Cadde di nuovo il silenzio e a Riley sembrò di aver sentito Jilly inghiottire un singhiozzo.
“Nessuno mi vuole, Riley” Jilly aggiunse. Ora stava piangendo. “Le famiglie adottive continuano ad evitarmi. Non amano il mio passato.”
Riley era stupita.
Il suo “passato”? pensò. Gesù, come poteva una tredicenne avere un “passato”? Che cosa prende alla gente?
“Mi dispiace” disse Riley.
Jilly parlava a scatti, tra le lacrime.
“E’ come … ecco, sai, è … voglio dire, Riley, sembra che tu sia la sola a cui importi di me.”
La gola doleva alla donna e gli occhi le bruciavano. Non riusciva a rispondere.
Jilly esclamò: “Non potrei venire a vivere con te? Non darei troppo fastidio. Hai una figlia, giusto? Lei potrebbe essere come mia sorella. Potremmo prenderci cura l’una dell’altra. Mi manchi.”

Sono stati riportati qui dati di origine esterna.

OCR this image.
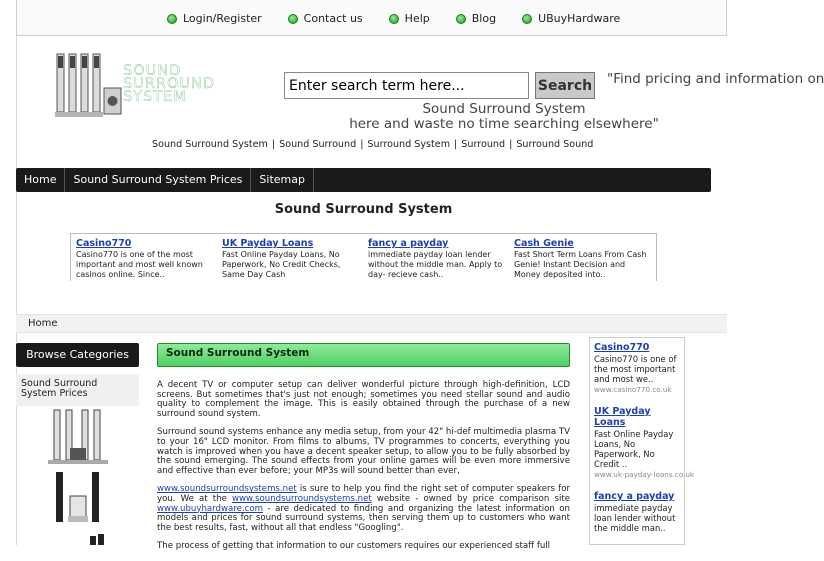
Login/Register	Contact us	Help	Blog	UBuyHardware
SOUND
SURROUND
SYSTEM
Enter search term here...
Search "Find pricing and information on
Sound Surround System
here and waste no time searching elsewhere"
Sound Surround System | Sound Surround | Surround System | Surround | Surround Sound
Home	Sound Surround System Prices	Sitemap
Sound Surround System
Casino770
Casino770 is one of the most important and most well known casinos online. Since..
UK Payday Loans
Fast Online Payday Loans, No Paperwork, No Credit Checks, Same Day Cash
fancy a payday
immediate payday loan lender without the middle man. Apply to day- recieve cash..
Cash Genie
Fast Short Term Loans From Cash Genie! Instant Decision and Money deposited into..
Home
Browse Categories
Sound Surround System Prices
Sound Surround System

A decent TV or computer setup can deliver wonderful picture through high-definition, LCD screens. But sometimes that's just not enough; sometimes you need stellar sound and audio quality to complement the image. This is easily obtained through the purchase of a new surround sound system.

Surround sound systems enhance any media setup, from your 42" hi-def multimedia plasma TV to your 16" LCD monitor. From films to albums, TV programmes to concerts, everything you watch is improved when you have a decent speaker setup, to allow you to be fully absorbed by the sound emerging. The sound effects from your online games will be even more immersive and effective than ever before; your MP3s will sound better than ever,

www.soundsurroundsystems.net is sure to help you find the right set of computer speakers for you. We at the www.soundsurroundsystems.net website - owned by price comparison site www.ubuyhardware.com - are dedicated to finding and organizing the latest information on models and prices for sound surround systems, then serving them up to customers who want the best results, fast, without all that endless "Googling".

The process of getting that information to our customers requires our experienced staff full

Casino770
Casino770 is one of the most important and most we..
www.casino770.co.uk
UK Payday Loans
Fast Online Payday Loans, No Paperwork, No Credit ..
www.uk-payday-loans.co.uk
fancy a payday
immediate payday loan lender without the middle man..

Riley si sforzò di parlare.
“Io … non penso che sia possibile, Jilly.”
“Perché no?”
Riley si sentì devastata. Quella domanda l’aveva colpita come un proiettile.
“Proprio… non è possibile” le disse.
Poteva ancora sentire Jilly piangere.
“Va bene” la ragazza disse. “Devo andare a fare colazione. Ciao.”
“Ciao” rispose Riley. “Ti richiamo presto.”
Sentì un clic, mentre Jilly metteva fine alla telefonata. Riley si curvò sulla scrivania, le lacrime le rigavano il volto. La domanda di Jilly continuava a ripetersi nella sua testa …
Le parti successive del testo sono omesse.